Sepsis is described as the condition where the human body becomes overactive and reacts through extreme responses to an infection in the body. Sepsis surveillance is performed at the hospital with the help of proper CDI systems, lab tests, and physical exams. Sepsis is also regarded as a life threatening condition that requires an immediate medical intervention. Without a fast intervention, sepsis can easily lead to organ failure, and ultimately to death.
Sepsis basically happens when a certain infection in the body triggers a reaction throughout the system. The most common cause of sepsis is represented by a bacterial infection but there are also other types of infections that can lead to sepsis. This is why sepsis surveillance is so important, because it can offer physicians a heads in up in administering the right type of treatment or intervention, at the right time.
These bacterial infections are typically located in the lungs, the kidneys, the stomach or even the bladder. Sepsis can even begin because of a smaller wound that becomes infected or following surgery. People who have an active infection within their body can be exposed to developing sepsis. However those at higher risk of developing sepsis include patients 65+ years old, those with underlying chronic conditions such as diabetes or cancer, and those with a weakened immune system. Children younger than 1 or pregnant women can also be at higher risk of developing sepsis following an infection.

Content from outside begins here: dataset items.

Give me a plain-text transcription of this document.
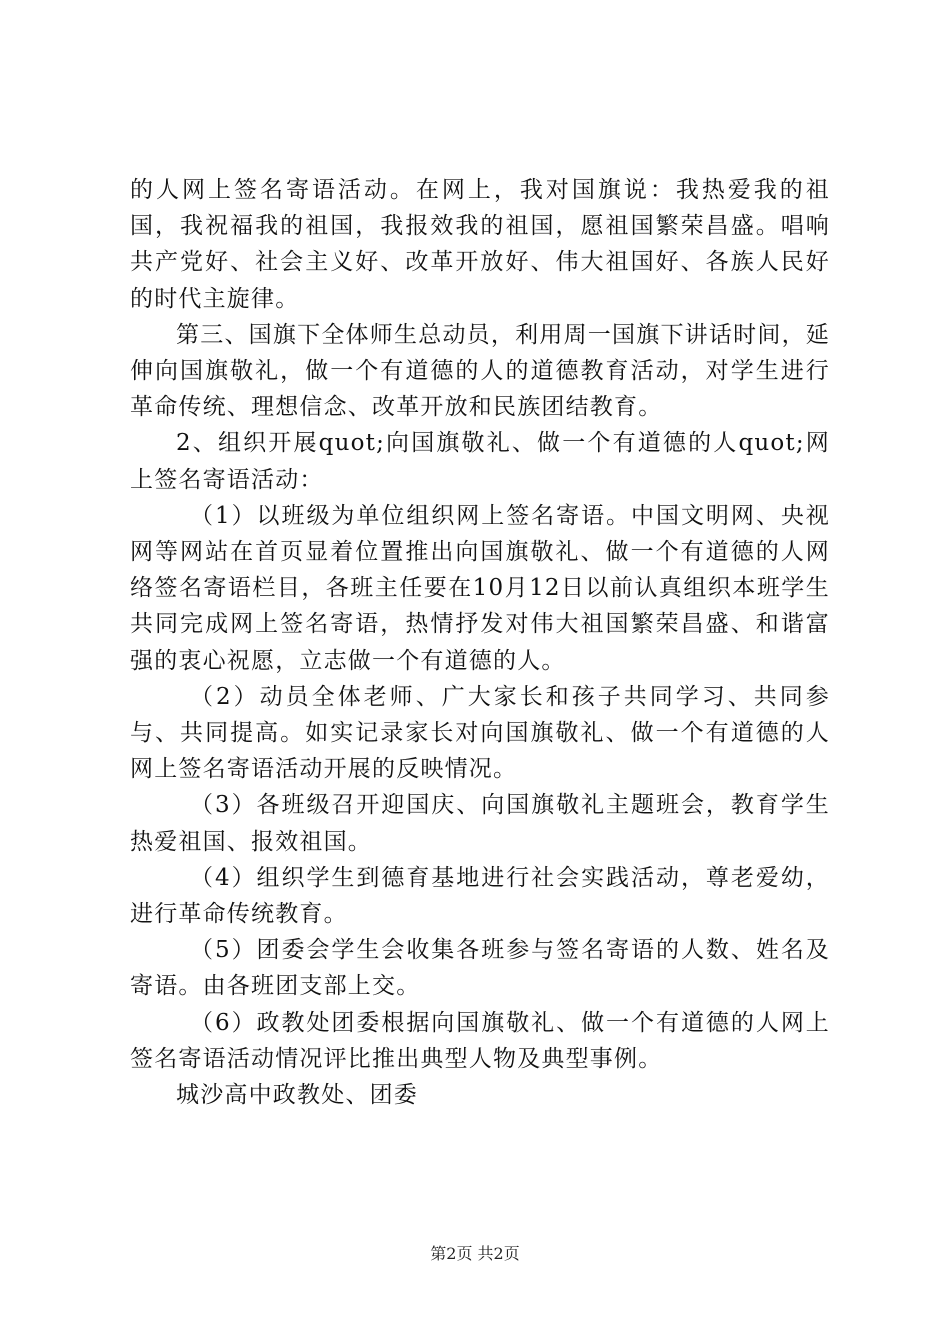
的人网上签名寄语活动。在网上，我对国旗说：我热爱我的祖国，我祝福我的祖国，我报效我的祖国，愿祖国繁荣昌盛。唱响共产党好、社会主义好、改革开放好、伟大祖国好、各族人民好的时代主旋律。

第三、国旗下全体师生总动员，利用周一国旗下讲话时间，延伸向国旗敬礼，做一个有道德的人的道德教育活动，对学生进行革命传统、理想信念、改革开放和民族团结教育。

2、组织开展quot;向国旗敬礼、做一个有道德的人quot;网上签名寄语活动：

（1）以班级为单位组织网上签名寄语。中国文明网、央视网等网站在首页显着位置推出向国旗敬礼、做一个有道德的人网络签名寄语栏目，各班主任要在10月12日以前认真组织本班学生共同完成网上签名寄语，热情抒发对伟大祖国繁荣昌盛、和谐富强的衷心祝愿，立志做一个有道德的人。

（2）动员全体老师、广大家长和孩子共同学习、共同参与、共同提高。如实记录家长对向国旗敬礼、做一个有道德的人网上签名寄语活动开展的反映情况。

（3）各班级召开迎国庆、向国旗敬礼主题班会，教育学生热爱祖国、报效祖国。

（4）组织学生到德育基地进行社会实践活动，尊老爱幼，进行革命传统教育。

（5）团委会学生会收集各班参与签名寄语的人数、姓名及寄语。由各班团支部上交。

（6）政教处团委根据向国旗敬礼、做一个有道德的人网上签名寄语活动情况评比推出典型人物及典型事例。

城沙高中政教处、团委

第2页 共2页
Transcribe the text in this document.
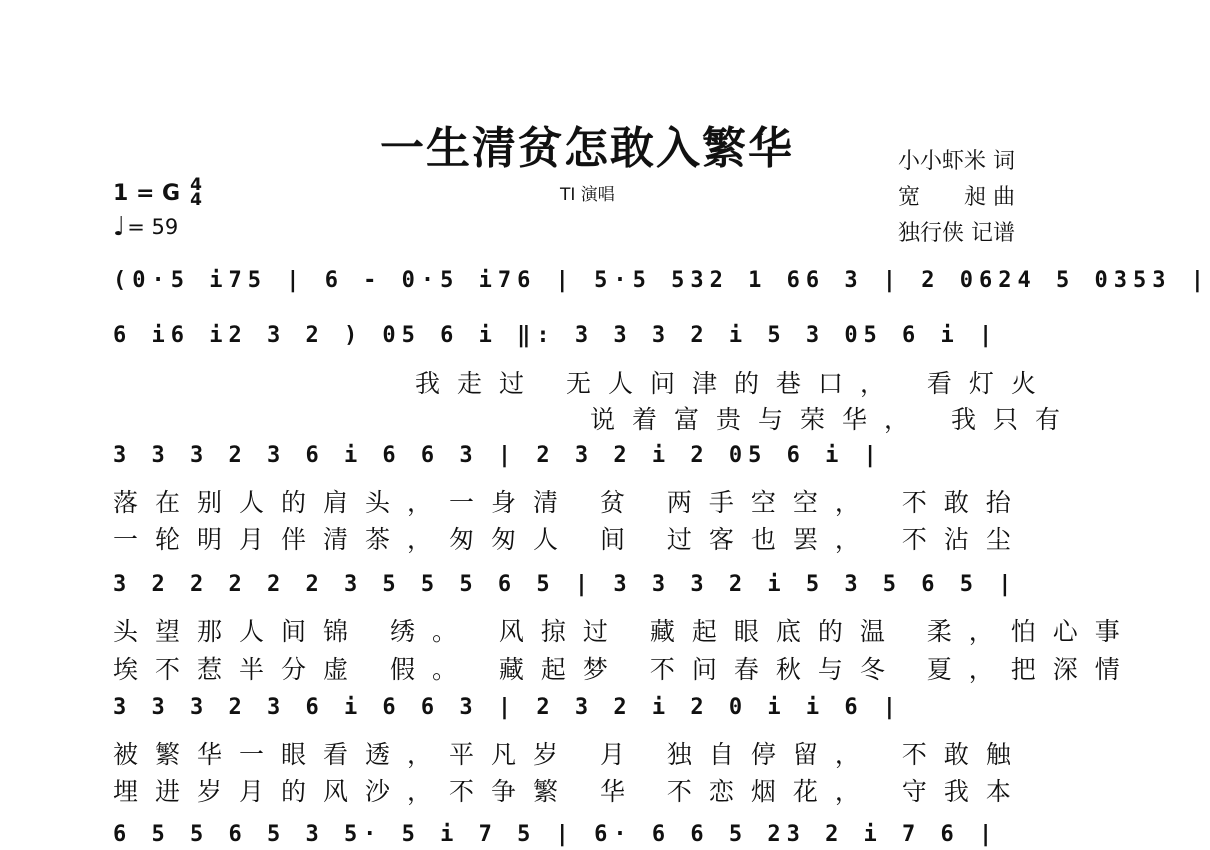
一生清贫怎敢入繁华
TI 演唱
小小虾米 词
宽　　昶 曲
独行侠 记谱
1 = G 4
4
♩ = 59
(0·5 i75 | 6 - 0·5 i76 | 5·5 532 1 66 3 | 2 0624 5 0353 |
6 i6 i2 3 2 ) 05 6 i ‖: 3 3 3 2 i 5 3 05 6 i |
我走过 无人问津的巷口， 看灯火
说着富贵与荣华， 我只有
3 3 3 2 3 6 i 6 6 3 | 2 3 2 i 2 05 6 i |
落在别人的肩头，一身清 贫 两手空空， 不敢抬
一轮明月伴清茶，匆匆人 间 过客也罢， 不沾尘
3 2 2 2 2 2 3 5 5 5 6 5 | 3 3 3 2 i 5 3 5 6 5 |
头望那人间锦 绣。 风掠过 藏起眼底的温 柔，怕心事
埃不惹半分虚 假。 藏起梦 不问春秋与冬 夏，把深情
3 3 3 2 3 6 i 6 6 3 | 2 3 2 i 2 0 i i 6 |
被繁华一眼看透，平凡岁 月 独自停留， 不敢触
埋进岁月的风沙，不争繁 华 不恋烟花， 守我本
6 5 5 6 5 3 5· 5 i 7 5 | 6· 6 6 5 23 2 i 7 6 |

Some of the main symptoms of sepsis include the following:
- High body temperature
- Confusion and disorientation
- Rapid heartbeat
- Shivers, feeling cold
- Sweaty skin
- Shortness of breath
The most severe cases of sepsis can lead to what is called a septic shock. This is when the blood pressure drops dramatically to very dangerous levels and organs can start to fail. Healthcare providers typically use different methods in order to diagnose sepsis. These include physical exams where the doctor checks for vital sins, lab/blood tests that check for signs of infection in the body, or ordering CT scans or an X-ray to find the exact location of the infection. Sepsis can be difficult to diagnose in the earliest stages mainly because several signs and symptoms can be a direct result of other medical conditions.